Suppose I have a Spark Scala DataFrame object like:

+----------------+ |col1 |col2 | +----------------+ |1 |2 | |3 |4 | +----------------+

And I want a DataFrame like: +--------------------+ |col1 |col2 |col3 | +--------------------+ |1 |2 |3 | |3 |4 |7 | +--------------------+

Which adds col1 and col2 to col3, could anyone please tell me how to do that?

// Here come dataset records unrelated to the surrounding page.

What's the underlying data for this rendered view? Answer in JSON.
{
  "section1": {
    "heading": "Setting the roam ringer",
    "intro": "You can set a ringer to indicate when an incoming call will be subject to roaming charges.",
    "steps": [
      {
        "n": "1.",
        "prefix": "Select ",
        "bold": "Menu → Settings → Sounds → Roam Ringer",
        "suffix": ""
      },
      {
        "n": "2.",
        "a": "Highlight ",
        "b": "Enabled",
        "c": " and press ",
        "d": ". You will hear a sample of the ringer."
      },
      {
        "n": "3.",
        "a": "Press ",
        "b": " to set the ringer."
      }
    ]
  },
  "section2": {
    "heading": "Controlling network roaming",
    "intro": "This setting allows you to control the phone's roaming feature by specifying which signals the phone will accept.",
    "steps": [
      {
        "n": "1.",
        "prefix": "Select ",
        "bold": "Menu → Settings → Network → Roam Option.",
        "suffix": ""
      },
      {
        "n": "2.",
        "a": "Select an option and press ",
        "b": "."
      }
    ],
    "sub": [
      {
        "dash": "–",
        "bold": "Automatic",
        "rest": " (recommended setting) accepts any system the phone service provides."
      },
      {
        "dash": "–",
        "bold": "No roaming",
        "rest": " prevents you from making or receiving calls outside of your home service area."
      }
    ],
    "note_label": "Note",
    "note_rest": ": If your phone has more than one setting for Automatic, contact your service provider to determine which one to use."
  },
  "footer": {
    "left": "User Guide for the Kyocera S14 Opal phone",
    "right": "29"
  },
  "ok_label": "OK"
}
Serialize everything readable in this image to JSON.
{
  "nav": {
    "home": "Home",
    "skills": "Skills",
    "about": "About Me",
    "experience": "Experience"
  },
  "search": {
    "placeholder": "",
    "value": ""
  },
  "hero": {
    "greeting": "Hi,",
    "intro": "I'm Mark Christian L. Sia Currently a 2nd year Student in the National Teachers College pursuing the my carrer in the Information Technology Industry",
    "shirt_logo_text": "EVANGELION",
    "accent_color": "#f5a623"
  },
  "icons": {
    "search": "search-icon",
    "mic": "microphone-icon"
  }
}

WithColumn takes only one column as parameter whereas I need to take two columns.

Yiming Sun
  • 81
  • 2
  • 3
  • Consider that `withColumn` is lazy and will be optimized at runtime, I'm fairly sure you can call it twice for the two columns without any problem. – stefanobaghino Jun 15 '18 at 06:17
  • 1
    Possible duplicate of [Adding a column of rowsums across a list of columns in Spark Dataframe](https://stackoverflow.com/questions/37624699/adding-a-column-of-rowsums-across-a-list-of-columns-in-spark-dataframe) – Ramesh Maharjan Jun 15 '18 at 09:58

2 Answers2

3

You can use withColumn or select as

val df = Seq(
  (1,2),
  (3,4)
).toDF("col1", "col2")

df.withColumn("col3", $"col1" + $"col2").show(false)

df.select($"col1", $"col2", ($"col1" + $"col2").as("col3")).show(false)

Output:

+----+----+----+
|col1|col2|col3|
+----+----+----+
|1   |2   |3   |
|3   |4   |7   |
+----+----+----+
koiralo
  • 22,594
  • 6
  • 51
  • 72
0

WithColumn takes two parameters a name and a function that should result in a type column - so a function or expression whose result is a column is valid hence you can do the below (or similar)

df.withColumn("col3", df("col1")+df("col2")) 
Arnon Rotem-Gal-Oz
  • 25,469
  • 3
  • 45
  • 68